My fifteen-year-old nephew came to spend the summer with us wearing black gloves, and at first I told myself not to make anything of it.
Teenagers had their odd habits. Grief had its own language too, and Nate had already learned too much of that for someone his age. His mother—my sister—had been gone long enough for people to stop lowering their voices when they said her name, but not long enough for the loss to become ordinary. When he stepped onto our porch that first Saturday in June with a duffel bag over one shoulder and a backpack that looked too small for three months away, he looked taller than I remembered, thinner too, all sharp elbows and folded-in posture. He hugged me like he had been taught not to take up much space.
And on both hands, in ninety-degree heat, were fitted black leather gloves.
“Nate,” I said, trying to sound easy about it, trying to sound like summer itself. “Long trip?”
He gave me a small, practiced smile. “It was okay.”
My wife, Lila, came out behind me carrying two sweating glasses of lemonade. She smiled at him, soft and welcoming the way she always did with hurt people, though she never called them that. Our dog circled his legs in excited loops. Nate thanked her for the drink, thanked me for taking his bag, even thanked the dog in a quiet voice when it licked his wrist. It should have felt sweet. Instead it felt rehearsed, like he had spent the last year learning that safety lived inside perfect manners.
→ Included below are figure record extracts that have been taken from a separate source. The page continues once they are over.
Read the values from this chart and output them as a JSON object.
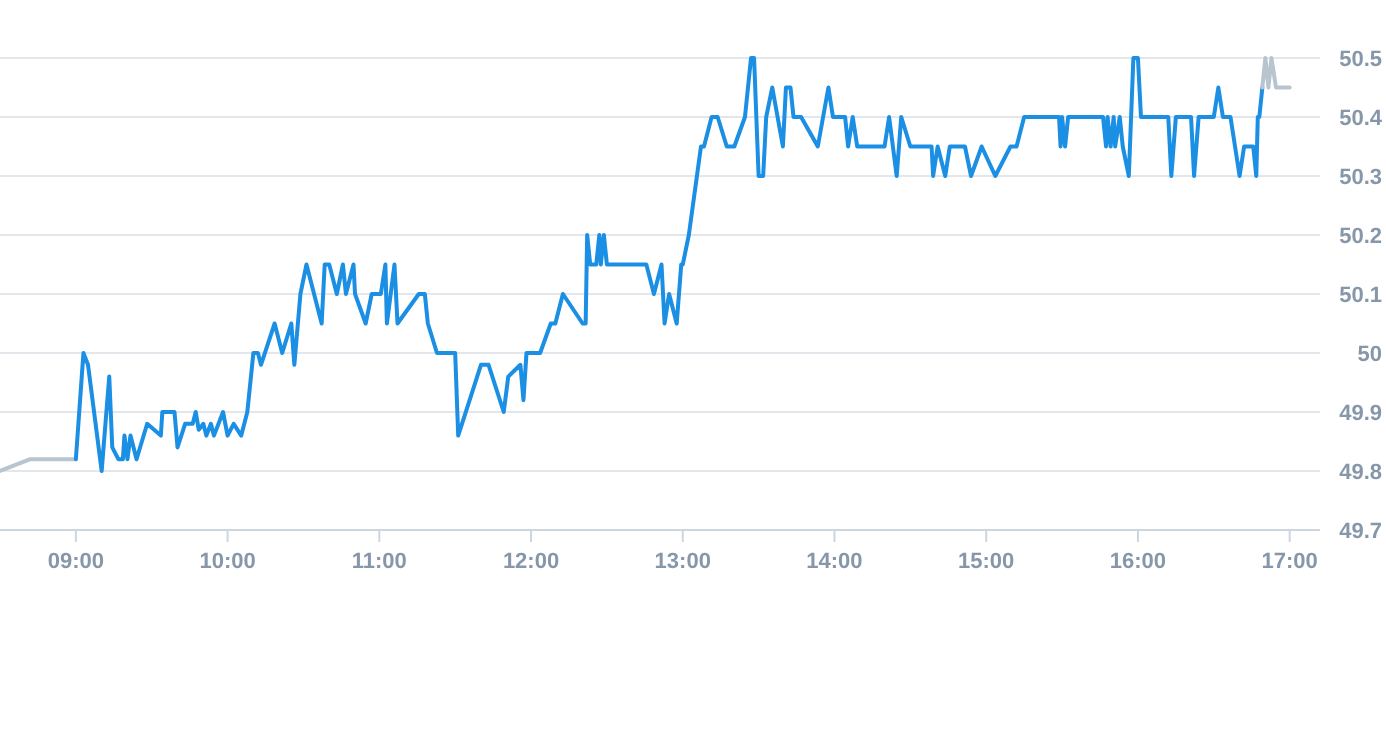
{
  "chart_data": {
    "type": "line",
    "xlim": [
      8.5,
      17.2
    ],
    "ylim": [
      49.7,
      50.5
    ],
    "xticks": [
      {
        "value": 9,
        "label": "09:00"
      },
      {
        "value": 10,
        "label": "10:00"
      },
      {
        "value": 11,
        "label": "11:00"
      },
      {
        "value": 12,
        "label": "12:00"
      },
      {
        "value": 13,
        "label": "13:00"
      },
      {
        "value": 14,
        "label": "14:00"
      },
      {
        "value": 15,
        "label": "15:00"
      },
      {
        "value": 16,
        "label": "16:00"
      },
      {
        "value": 17,
        "label": "17:00"
      }
    ],
    "yticks": [
      49.7,
      49.8,
      49.9,
      {
        "value": 50,
        "label": "50"
      },
      50.1,
      50.2,
      50.3,
      50.4,
      50.5
    ],
    "grid": "y",
    "marker": "none",
    "line_style": "solid",
    "series": [
      {
        "color": "#b8c4ce",
        "x": [
          8.5,
          8.7,
          9.0
        ],
        "values": [
          49.8,
          49.82,
          49.82
        ]
      },
      {
        "color": "#1a8fe3",
        "x": [
          9.0,
          9.05,
          9.08,
          9.17,
          9.22,
          9.24,
          9.28,
          9.31,
          9.32,
          9.34,
          9.36,
          9.4,
          9.47,
          9.56,
          9.57,
          9.65,
          9.67,
          9.72,
          9.77,
          9.79,
          9.81,
          9.84,
          9.86,
          9.89,
          9.91,
          9.97,
          10.0,
          10.04,
          10.09,
          10.13,
          10.17,
          10.2,
          10.22,
          10.31,
          10.36,
          10.42,
          10.44,
          10.48,
          10.52,
          10.57,
          10.62,
          10.64,
          10.67,
          10.72,
          10.76,
          10.78,
          10.83,
          10.84,
          10.91,
          10.95,
          11.01,
          11.04,
          11.05,
          11.1,
          11.12,
          11.26,
          11.3,
          11.32,
          11.38,
          11.5,
          11.52,
          11.67,
          11.72,
          11.82,
          11.85,
          11.93,
          11.95,
          11.97,
          12.06,
          12.13,
          12.16,
          12.21,
          12.34,
          12.36,
          12.37,
          12.39,
          12.43,
          12.45,
          12.46,
          12.48,
          12.5,
          12.76,
          12.81,
          12.86,
          12.88,
          12.91,
          12.96,
          12.99,
          13.0,
          13.04,
          13.12,
          13.14,
          13.19,
          13.23,
          13.29,
          13.34,
          13.41,
          13.45,
          13.47,
          13.5,
          13.53,
          13.55,
          13.59,
          13.66,
          13.68,
          13.71,
          13.73,
          13.78,
          13.89,
          13.96,
          13.99,
          14.07,
          14.09,
          14.12,
          14.15,
          14.33,
          14.36,
          14.41,
          14.44,
          14.5,
          14.64,
          14.65,
          14.68,
          14.73,
          14.76,
          14.86,
          14.9,
          14.97,
          15.06,
          15.16,
          15.2,
          15.25,
          15.48,
          15.49,
          15.5,
          15.52,
          15.54,
          15.77,
          15.79,
          15.8,
          15.82,
          15.84,
          15.85,
          15.88,
          15.9,
          15.94,
          15.97,
          16.0,
          16.02,
          16.2,
          16.22,
          16.25,
          16.35,
          16.37,
          16.4,
          16.5,
          16.53,
          16.56,
          16.61,
          16.67,
          16.7,
          16.76,
          16.78,
          16.79,
          16.8,
          16.82
        ],
        "values": [
          49.82,
          50.0,
          49.98,
          49.8,
          49.96,
          49.84,
          49.82,
          49.82,
          49.86,
          49.82,
          49.86,
          49.82,
          49.88,
          49.86,
          49.9,
          49.9,
          49.84,
          49.88,
          49.88,
          49.9,
          49.87,
          49.88,
          49.86,
          49.88,
          49.86,
          49.9,
          49.86,
          49.88,
          49.86,
          49.9,
          50.0,
          50.0,
          49.98,
          50.05,
          50.0,
          50.05,
          49.98,
          50.1,
          50.15,
          50.1,
          50.05,
          50.15,
          50.15,
          50.1,
          50.15,
          50.1,
          50.15,
          50.1,
          50.05,
          50.1,
          50.1,
          50.15,
          50.05,
          50.15,
          50.05,
          50.1,
          50.1,
          50.05,
          50.0,
          50.0,
          49.86,
          49.98,
          49.98,
          49.9,
          49.96,
          49.98,
          49.92,
          50.0,
          50.0,
          50.05,
          50.05,
          50.1,
          50.05,
          50.05,
          50.2,
          50.15,
          50.15,
          50.2,
          50.15,
          50.2,
          50.15,
          50.15,
          50.1,
          50.15,
          50.05,
          50.1,
          50.05,
          50.15,
          50.15,
          50.2,
          50.35,
          50.35,
          50.4,
          50.4,
          50.35,
          50.35,
          50.4,
          50.5,
          50.5,
          50.3,
          50.3,
          50.4,
          50.45,
          50.35,
          50.45,
          50.45,
          50.4,
          50.4,
          50.35,
          50.45,
          50.4,
          50.4,
          50.35,
          50.4,
          50.35,
          50.35,
          50.4,
          50.3,
          50.4,
          50.35,
          50.35,
          50.3,
          50.35,
          50.3,
          50.35,
          50.35,
          50.3,
          50.35,
          50.3,
          50.35,
          50.35,
          50.4,
          50.4,
          50.35,
          50.4,
          50.35,
          50.4,
          50.4,
          50.35,
          50.4,
          50.35,
          50.4,
          50.35,
          50.4,
          50.35,
          50.3,
          50.5,
          50.5,
          50.4,
          50.4,
          50.3,
          50.4,
          50.4,
          50.3,
          50.4,
          50.4,
          50.45,
          50.4,
          50.4,
          50.3,
          50.35,
          50.35,
          50.3,
          50.4,
          50.4,
          50.45
        ]
      },
      {
        "color": "#b8c4ce",
        "x": [
          16.82,
          16.84,
          16.86,
          16.88,
          16.91,
          17.0
        ],
        "values": [
          50.45,
          50.5,
          50.45,
          50.5,
          50.45,
          50.45
        ]
      }
    ]
  }
}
At lunch, he kept the gloves on.
Lila had made tacos, nothing formal, the kind of first meal meant to tell someone they could breathe here. Nate ate carefully, using utensils longer than he needed to. When a tortilla slipped, he let it fall to his plate instead of catching it. When he reached for his glass, he held it by the bottom with both hands, as if even that required concentration. Once, his right glove brushed the edge of the table and he flinched so subtly I might have missed it if I hadn’t been staring already.
Lila noticed too, but she didn’t press. She never pressed on the first day.
“Your room’s ready,” she told him. “You can rest whenever you want. No schedule. No pressure. This is home for the summer.”
“Yes, ma’am,” he said.
She glanced at me over his head. Not because of the words themselves, but because of the tone. Nate sounded like a boy speaking to adults who might punish him for answering wrong.That first week, the gloves stopped seeming like a quirk and started feeling like a warning I couldn’t yet read. He wore them while watching television. He wore them while carrying groceries in from the car. He wore them on the back patio at sunset while sweat gathered near his temples. He never peeled them off. Not to scratch his face, not to wipe his brow, not even when our dog shoved its nose insistently under his palm
When I took him to the hardware store on Wednesday, he hesitated at the entrance.
Not in the distracted teenage way. He stared at the metal handle.
Then, after the smallest pause, he pushed the door open with his elbow
Inside, I watched him lift a shopping basket using only the backs of his gloved fingers. In the paint aisle, his thumb kept brushing his jeans, again and again, like he was grounding himself. At checkout, the cashier handed him change and he stepped back so fast it almost looked rude—except his face was all apology and fear.